救命処置をした後に
バイスタンダーとは
バイスタンダーとは、たまたま救命処置が必要な現場に居合わせた人のことを指します。街中で急病人やけが人が発生した場面では、バイスタンダーの協力が欠かせません。公共の場所で、突然目の前で人が倒れたとき、家の中で家族が倒れたときには、あなたがバイスタンダーになります。
誰もが、ある日、突然、バイスタンダーになるのです。
バイスタンダーが市民救助者として胸骨圧迫とAEDを用いた電気ショックを行うことで、突然の心停止からの救命の大きな力になります。
バイスタンダーの重要性
119番通報から救急隊が現場に到着するまでには平均10分かかります。何もしないでいると心停止から1分経過するごとに生存率は約10%ずつ低下します。救急隊の到着を待っているだけでは、救命の可能性がなくなってしまうため、現場に居合わせたバイスタンダーによる救命処置が大切になります。
実際に救命処置を行う以外にも救命の現場でバイスタンダーができることはいくつかあります。119番通報を行うこと、近くにあるAEDを取りに行くことや救急車を誘導することなど、できる範囲で協力していただきたいと思います。
バイスタンダーに起こりうる心理的な負担
救命活動時やその後にバイスタンダーが心理的負担を感じることがあります。
「自分の行動ややり方が正しかったのか自信が持てない」「傷病者が助かったのか分からず、ずっと不安」など悩んだり、自分を責めてしまう人もいます。

また、救命処置をした人だけでなく、目撃しただけでも心身に不調を感じるケースもあります。
こうした症状の大半は時間の経過とともに薄れていくことが分かっており、すべてのバイスタンダーにストレス症状が現れるわけではありません。
普段の生活にも支障を感じるときには、できるだけ早めに専門の相談窓口に相談することが良いと言われています。例えば、下記の相談窓口があります。
バイスタンダーをサポートする取り組み
1.消防機関の窓口
近年、バイスタンダーサポートに取り組む消防本部が増えています。救命現場で救命処置を実施したバイスタンダーに、感謝のメッセージと窓口の連絡先が記載されたカードを配布している自治体もあります(救命活動を優先し配布できないケースもあります)。

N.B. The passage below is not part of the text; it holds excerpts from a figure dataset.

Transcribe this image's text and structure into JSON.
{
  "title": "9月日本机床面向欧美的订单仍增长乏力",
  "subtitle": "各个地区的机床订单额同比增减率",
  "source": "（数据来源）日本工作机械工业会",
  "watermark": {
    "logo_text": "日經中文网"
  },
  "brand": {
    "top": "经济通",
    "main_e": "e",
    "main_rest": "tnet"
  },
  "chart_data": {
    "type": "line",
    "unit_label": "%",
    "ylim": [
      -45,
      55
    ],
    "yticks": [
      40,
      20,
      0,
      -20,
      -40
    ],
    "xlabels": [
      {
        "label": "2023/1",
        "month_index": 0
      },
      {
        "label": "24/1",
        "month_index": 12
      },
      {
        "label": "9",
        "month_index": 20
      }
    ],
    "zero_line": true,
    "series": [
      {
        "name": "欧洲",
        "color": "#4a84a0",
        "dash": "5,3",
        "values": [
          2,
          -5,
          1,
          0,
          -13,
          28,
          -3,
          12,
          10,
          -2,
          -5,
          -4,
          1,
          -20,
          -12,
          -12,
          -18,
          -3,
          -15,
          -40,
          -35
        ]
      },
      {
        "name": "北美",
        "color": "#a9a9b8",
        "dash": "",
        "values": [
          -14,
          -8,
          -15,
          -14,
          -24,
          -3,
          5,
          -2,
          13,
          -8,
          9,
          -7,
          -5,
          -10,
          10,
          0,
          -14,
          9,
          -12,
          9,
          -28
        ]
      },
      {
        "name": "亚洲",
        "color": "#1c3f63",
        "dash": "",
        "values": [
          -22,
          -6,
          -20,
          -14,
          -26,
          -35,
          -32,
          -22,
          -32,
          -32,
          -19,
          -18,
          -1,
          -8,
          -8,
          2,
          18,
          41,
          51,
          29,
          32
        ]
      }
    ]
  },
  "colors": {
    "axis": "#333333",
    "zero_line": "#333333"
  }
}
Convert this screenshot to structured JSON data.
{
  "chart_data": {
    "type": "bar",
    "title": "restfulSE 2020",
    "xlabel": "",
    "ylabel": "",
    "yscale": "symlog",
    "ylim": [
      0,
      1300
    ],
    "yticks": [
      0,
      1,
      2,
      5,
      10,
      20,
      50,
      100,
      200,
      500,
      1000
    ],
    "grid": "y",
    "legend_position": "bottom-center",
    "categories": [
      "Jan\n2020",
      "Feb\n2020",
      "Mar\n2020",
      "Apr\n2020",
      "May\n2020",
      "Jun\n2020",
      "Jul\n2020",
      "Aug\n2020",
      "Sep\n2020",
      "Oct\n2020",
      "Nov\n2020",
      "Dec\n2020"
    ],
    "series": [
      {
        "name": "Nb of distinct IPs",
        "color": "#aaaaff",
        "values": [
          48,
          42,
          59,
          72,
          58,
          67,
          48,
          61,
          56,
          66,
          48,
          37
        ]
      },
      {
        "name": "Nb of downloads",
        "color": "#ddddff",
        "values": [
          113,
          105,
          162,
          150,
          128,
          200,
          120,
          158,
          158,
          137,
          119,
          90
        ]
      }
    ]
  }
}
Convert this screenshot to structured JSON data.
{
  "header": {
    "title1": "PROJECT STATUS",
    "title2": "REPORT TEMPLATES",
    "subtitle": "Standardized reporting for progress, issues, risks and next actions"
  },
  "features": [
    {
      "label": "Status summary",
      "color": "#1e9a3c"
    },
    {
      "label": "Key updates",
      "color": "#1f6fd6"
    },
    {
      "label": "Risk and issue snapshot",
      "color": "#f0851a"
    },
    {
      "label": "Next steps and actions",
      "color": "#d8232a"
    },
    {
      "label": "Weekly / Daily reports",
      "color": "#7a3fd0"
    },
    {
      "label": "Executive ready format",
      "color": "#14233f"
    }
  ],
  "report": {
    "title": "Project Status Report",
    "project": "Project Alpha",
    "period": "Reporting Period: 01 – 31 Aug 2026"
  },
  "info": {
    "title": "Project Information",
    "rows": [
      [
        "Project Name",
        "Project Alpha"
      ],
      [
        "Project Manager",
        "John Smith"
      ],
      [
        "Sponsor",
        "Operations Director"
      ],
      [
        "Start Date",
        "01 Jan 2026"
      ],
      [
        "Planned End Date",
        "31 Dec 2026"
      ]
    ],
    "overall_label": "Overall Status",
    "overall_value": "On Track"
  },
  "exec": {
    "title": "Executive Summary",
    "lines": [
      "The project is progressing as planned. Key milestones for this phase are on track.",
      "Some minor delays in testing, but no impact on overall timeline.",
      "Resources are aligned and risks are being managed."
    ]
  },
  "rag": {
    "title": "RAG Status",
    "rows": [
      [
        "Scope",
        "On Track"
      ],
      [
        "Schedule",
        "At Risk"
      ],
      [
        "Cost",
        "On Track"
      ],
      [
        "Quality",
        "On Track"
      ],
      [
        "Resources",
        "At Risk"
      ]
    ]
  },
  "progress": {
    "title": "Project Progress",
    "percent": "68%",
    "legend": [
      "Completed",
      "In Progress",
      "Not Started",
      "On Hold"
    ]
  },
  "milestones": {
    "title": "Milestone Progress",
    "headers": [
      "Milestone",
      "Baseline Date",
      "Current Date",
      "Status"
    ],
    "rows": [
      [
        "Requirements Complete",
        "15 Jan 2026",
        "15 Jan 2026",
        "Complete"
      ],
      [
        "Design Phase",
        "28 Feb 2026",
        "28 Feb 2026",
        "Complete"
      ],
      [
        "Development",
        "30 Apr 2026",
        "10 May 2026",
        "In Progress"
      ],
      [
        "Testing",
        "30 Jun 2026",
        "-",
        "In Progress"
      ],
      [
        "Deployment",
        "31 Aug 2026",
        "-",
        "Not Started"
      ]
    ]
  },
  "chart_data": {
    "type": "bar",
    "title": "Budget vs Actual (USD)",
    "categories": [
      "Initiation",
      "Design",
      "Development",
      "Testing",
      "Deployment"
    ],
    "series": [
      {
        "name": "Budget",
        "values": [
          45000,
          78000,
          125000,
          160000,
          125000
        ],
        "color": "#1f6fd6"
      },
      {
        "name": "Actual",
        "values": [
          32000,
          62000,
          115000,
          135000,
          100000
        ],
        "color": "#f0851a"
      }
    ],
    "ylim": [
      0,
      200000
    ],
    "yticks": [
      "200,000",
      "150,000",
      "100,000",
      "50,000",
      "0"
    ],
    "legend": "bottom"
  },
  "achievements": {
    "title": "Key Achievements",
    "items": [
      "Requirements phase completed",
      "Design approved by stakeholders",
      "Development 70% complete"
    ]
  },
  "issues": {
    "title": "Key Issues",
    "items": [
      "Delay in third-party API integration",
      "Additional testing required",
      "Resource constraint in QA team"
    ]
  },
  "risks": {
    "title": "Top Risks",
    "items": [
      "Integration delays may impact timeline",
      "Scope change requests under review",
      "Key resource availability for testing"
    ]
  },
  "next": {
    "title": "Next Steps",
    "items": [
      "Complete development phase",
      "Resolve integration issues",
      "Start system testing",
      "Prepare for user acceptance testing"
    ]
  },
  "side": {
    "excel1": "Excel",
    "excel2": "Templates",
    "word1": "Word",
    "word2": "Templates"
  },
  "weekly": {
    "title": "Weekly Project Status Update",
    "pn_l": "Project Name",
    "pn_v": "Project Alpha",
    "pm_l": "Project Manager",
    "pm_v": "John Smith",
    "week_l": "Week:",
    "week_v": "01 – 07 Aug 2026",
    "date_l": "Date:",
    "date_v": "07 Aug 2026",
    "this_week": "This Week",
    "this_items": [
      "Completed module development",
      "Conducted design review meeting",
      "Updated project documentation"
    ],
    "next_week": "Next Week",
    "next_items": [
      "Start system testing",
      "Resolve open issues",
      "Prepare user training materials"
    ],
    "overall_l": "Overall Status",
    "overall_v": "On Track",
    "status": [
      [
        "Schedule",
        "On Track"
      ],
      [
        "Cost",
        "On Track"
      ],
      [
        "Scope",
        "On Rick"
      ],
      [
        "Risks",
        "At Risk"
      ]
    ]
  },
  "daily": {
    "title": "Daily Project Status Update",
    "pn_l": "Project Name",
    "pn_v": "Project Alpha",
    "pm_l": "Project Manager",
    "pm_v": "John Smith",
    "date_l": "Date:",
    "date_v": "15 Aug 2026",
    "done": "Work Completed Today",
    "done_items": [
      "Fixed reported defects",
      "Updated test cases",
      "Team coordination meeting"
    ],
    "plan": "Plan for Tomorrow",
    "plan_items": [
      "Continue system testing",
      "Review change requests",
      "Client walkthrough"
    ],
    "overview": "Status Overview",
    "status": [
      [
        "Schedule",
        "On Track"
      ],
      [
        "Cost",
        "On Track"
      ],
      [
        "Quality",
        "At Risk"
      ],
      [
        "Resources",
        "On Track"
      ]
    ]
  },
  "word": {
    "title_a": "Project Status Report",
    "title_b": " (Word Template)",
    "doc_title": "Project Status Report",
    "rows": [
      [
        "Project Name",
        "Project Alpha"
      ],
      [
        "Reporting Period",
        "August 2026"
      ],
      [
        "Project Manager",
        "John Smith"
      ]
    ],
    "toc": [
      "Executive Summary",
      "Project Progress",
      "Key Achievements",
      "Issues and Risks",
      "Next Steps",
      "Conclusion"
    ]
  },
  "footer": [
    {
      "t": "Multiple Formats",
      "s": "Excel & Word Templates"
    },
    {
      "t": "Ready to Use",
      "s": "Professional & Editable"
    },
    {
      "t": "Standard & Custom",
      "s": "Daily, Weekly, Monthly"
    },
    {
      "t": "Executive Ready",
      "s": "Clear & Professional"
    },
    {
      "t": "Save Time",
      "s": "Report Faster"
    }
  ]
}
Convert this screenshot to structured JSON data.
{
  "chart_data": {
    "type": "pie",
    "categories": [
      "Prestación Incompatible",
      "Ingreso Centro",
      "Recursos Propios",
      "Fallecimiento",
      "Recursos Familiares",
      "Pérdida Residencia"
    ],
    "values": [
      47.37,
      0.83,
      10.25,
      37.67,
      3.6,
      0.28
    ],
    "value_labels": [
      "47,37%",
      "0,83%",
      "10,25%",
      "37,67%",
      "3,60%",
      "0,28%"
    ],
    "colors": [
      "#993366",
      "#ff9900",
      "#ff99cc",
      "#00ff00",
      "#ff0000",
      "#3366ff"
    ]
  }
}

管轄の消防機関にサポート制度があれば相談してみましょう。
2.各自治体の心の窓口
お住まいの自治体に心の悩みを相談することができる窓口がある場合がありますので、自治体の窓口を活用することも一つの方策です。
3.日本臨床救急医学会
日本臨床救急医学会バイスタンダー体制検討委員会では、救命処置に関わったすべての市民(バイスタンダー)に何らかの心的ストレスが生じる可能性があることを社会に周知し、バイスタンダーの心的ストレス反応等をサポートするための提言を公表しています。
▶ バイスタンダーの心的ストレス反応等をサポートする体制構築に係る提言(2025)
4.NPOなど
i. NPO法人ちば救命・AED普及研究会(千葉PUSH)
バイスタンダーに起こりうる心理的ストレスとその対処に関する啓発動画とパンフレット 「救助を手伝ってくれたあなたへ」を公開しています。
救命処置を行ううえで知っておくとよいこと、ストレス症状、自分でできる解決策、 バイスタンダーの体験談、周りの家族、救命指導者向けのガイドなどが紹介されています。
ii. NPO法人AQUA kids safety project
救命現場という非日常を経験した不安や悩みを、バイスタンダーを経験した専門カウンセラーがオンラインでサポートしています。全国どこからでも申し込み可能で、カウンセラーと1対1でのオンライン相談が60分間受けられます。
iii. 日本ファーストエイドソサイエティ
最後に
突然の心停止はいつ、どこで、誰に起きるか予測が難しく、誰もがバイスタンダーになりえます。倒れた方の命を救い社会復帰を叶えるためには、その場に居合わせたバイスタンダーによる救命処置が必要不可欠です。
そして、より多くの人が安心して救命処置に関われるようになるためには、その心理的負担に対するケアとサポートが大切であり、その体制は広まりつつあります。
必要に応じて相談機関を活用いただくとともに、こうした情報の発信にもご協力いただけますと幸いです。